The greed that breeds corruption.

It was never a secret that the political parties make a profit on conferences and leadership elections. They need the money for operating costs. It is that simple. In organizing an event such as the upcoming leadership races, provincially in Ontario for the liberals and federally for the conservatives, involves long hours, a myriad of expenses and the long-term financial needs of the party. The only problem is at what point have you killed the goose providing the money and corrupted the outcome?

In my opinion, that point has already been passed by the Ontario liberals. While the provincial fee for candidates is $100,000 ($25,000 refundable), the delegated convention charges are between $250 (seniors and youth) to a maximum of $600 for what is, in effect, a one-day convention.

The only problem is former MPP and cabinet minister Steven Del Duca has, effectively, already won. The convention looks bought and paid for. No honest sign-up of liberals could account for the signing up of over 14,000 maybe liberals nor would he be able to find the 16 people from each riding across the province willing to pay such a high price for the convention. If I was in my old position with the Ontario liberals, there would be a demand that the party executive does some serious checking into the bona fides of some of Del Duca’s delegates.

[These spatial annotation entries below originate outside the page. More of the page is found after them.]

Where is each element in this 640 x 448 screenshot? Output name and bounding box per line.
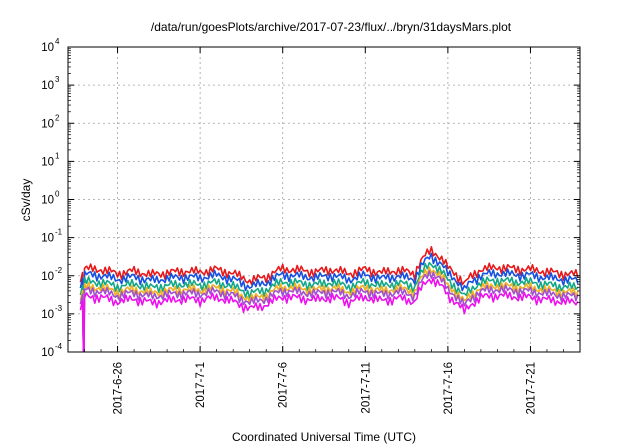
y-tick-exponent: 1 <box>55 151 60 160</box>
x-tick-label: 2017-7-6 <box>278 362 290 408</box>
y-tick-exponent: 3 <box>55 75 60 84</box>
x-tick-label: 2017-7-21 <box>525 362 537 414</box>
x-axis: 2017-6-26 2017-7-1 2017-7-6 2017-7-11 2017-7… <box>67 47 581 414</box>
y-tick-label: 10 <box>41 42 54 54</box>
series-line-4 <box>79 266 579 352</box>
y-tick-label: 10 <box>41 156 54 168</box>
series-line-2 <box>79 252 579 352</box>
y-tick-label: 10 <box>41 271 54 283</box>
y-tick-label: 10 <box>41 80 54 92</box>
y-tick-label: 10 <box>41 233 54 245</box>
y-tick-exponent: -4 <box>55 342 63 351</box>
x-tick-label: 2017-7-11 <box>360 362 372 414</box>
chart-title: /data/run/goesPlots/archive/2017-07-23/f… <box>151 20 512 34</box>
y-tick-label: 10 <box>41 309 54 321</box>
series-line-3 <box>79 261 579 352</box>
y-tick-exponent: -3 <box>55 304 63 313</box>
y-tick-label: 10 <box>41 195 54 207</box>
y-tick-label: 10 <box>41 118 54 130</box>
grid <box>68 47 580 352</box>
series-line-5 <box>79 270 579 352</box>
series-group <box>79 246 579 352</box>
series-line-6 <box>79 276 579 352</box>
x-tick-label: 2017-7-1 <box>195 362 207 408</box>
x-tick-label: 2017-6-26 <box>113 362 125 414</box>
y-tick-label: 10 <box>41 347 54 359</box>
y-tick-exponent: 4 <box>55 37 60 46</box>
y-tick-exponent: -2 <box>55 266 63 275</box>
y-axis-label: cSv/day <box>19 179 33 222</box>
y-tick-exponent: 2 <box>55 113 60 122</box>
y-tick-exponent: 0 <box>55 190 60 199</box>
x-tick-label: 2017-7-16 <box>443 362 455 414</box>
series-line-1 <box>79 246 579 352</box>
y-tick-exponent: -1 <box>55 228 63 237</box>
x-axis-label: Coordinated Universal Time (UTC) <box>232 430 416 444</box>
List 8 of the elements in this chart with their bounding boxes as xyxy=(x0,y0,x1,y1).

It looks like the federal conservatives have the reverse problem. Their leadership entry fee is too high. An entry fee of $300,000 (the $100,000 compliance portion is refundable) is the highest ever. Combined with the demand for 3,000 party signatures across 30 ridings and 7 provinces, it is designed to keep out the publicity seekers. So far it appears to have caused the withdrawal of some would-be serious candidates.

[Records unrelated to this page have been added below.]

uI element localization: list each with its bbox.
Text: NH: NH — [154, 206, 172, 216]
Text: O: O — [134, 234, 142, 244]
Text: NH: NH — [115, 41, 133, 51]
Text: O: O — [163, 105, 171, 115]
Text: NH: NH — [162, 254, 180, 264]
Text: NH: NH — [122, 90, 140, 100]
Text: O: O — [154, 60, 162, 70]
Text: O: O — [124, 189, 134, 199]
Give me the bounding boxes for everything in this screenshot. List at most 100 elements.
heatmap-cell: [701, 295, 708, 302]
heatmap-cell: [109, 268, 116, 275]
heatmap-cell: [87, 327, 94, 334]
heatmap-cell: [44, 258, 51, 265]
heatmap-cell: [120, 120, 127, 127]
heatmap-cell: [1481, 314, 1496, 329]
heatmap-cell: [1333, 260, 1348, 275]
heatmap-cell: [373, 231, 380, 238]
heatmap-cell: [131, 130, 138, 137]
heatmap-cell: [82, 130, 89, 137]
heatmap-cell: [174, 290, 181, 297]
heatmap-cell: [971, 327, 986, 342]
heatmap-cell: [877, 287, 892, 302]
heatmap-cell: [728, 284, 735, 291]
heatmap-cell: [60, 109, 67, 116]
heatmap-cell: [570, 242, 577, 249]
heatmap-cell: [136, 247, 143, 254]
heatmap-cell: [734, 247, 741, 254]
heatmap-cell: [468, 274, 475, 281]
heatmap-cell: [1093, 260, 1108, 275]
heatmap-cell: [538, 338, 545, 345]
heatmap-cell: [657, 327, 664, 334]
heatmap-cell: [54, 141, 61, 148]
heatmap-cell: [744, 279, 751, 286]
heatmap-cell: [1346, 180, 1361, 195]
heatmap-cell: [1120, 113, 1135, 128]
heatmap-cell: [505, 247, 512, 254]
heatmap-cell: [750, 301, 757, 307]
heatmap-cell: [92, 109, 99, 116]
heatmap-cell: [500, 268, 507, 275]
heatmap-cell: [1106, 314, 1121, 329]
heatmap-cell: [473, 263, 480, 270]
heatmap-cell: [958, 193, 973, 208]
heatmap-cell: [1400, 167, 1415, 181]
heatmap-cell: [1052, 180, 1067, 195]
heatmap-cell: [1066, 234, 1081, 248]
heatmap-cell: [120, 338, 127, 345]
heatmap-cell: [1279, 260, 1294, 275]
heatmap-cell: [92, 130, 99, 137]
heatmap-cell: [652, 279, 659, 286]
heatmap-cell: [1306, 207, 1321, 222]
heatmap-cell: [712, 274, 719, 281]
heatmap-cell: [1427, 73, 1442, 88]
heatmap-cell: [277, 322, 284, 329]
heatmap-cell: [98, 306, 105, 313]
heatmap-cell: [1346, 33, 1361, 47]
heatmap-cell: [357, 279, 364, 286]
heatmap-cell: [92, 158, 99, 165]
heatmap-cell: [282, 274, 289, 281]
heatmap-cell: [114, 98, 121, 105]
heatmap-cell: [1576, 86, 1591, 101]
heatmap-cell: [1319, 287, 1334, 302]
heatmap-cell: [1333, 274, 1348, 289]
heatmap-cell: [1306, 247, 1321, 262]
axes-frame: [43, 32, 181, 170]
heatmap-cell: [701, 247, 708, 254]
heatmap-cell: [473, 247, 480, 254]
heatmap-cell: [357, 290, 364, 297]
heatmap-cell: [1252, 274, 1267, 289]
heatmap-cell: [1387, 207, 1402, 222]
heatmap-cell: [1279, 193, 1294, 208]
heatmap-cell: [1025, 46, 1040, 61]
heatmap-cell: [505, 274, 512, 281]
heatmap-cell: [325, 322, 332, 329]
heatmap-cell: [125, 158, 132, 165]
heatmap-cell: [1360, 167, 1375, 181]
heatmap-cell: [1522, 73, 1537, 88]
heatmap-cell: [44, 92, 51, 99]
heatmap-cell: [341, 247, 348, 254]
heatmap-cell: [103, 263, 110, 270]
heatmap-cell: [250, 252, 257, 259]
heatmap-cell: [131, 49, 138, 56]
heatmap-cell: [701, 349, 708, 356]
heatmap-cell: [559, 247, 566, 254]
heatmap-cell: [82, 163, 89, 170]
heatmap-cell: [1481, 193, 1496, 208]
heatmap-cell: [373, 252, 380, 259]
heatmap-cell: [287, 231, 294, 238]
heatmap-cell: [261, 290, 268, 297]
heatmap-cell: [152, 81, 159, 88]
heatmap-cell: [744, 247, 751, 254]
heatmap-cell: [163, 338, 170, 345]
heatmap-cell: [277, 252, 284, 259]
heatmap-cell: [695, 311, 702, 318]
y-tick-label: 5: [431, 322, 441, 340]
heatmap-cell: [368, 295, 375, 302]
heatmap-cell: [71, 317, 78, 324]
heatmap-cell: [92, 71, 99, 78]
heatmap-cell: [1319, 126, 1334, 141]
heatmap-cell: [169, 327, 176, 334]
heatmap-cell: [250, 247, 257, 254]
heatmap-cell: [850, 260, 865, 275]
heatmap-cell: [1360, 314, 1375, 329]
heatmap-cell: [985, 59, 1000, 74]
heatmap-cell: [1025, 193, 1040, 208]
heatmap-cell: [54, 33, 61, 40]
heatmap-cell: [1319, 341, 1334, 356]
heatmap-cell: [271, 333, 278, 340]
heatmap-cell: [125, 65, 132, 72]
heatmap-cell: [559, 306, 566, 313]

A candidate with his strength based in Quebec, such as Jean Charest, would have had concerns about getting signatures in six more provinces. But the mistake that the conservatives have made, despite enabling every party member to vote, is to continue to use a preferential vote system. Unless the leader wins on the first ballot, the voting method drills down to the least contentious, same as what happened when Andrew Scheer was chosen.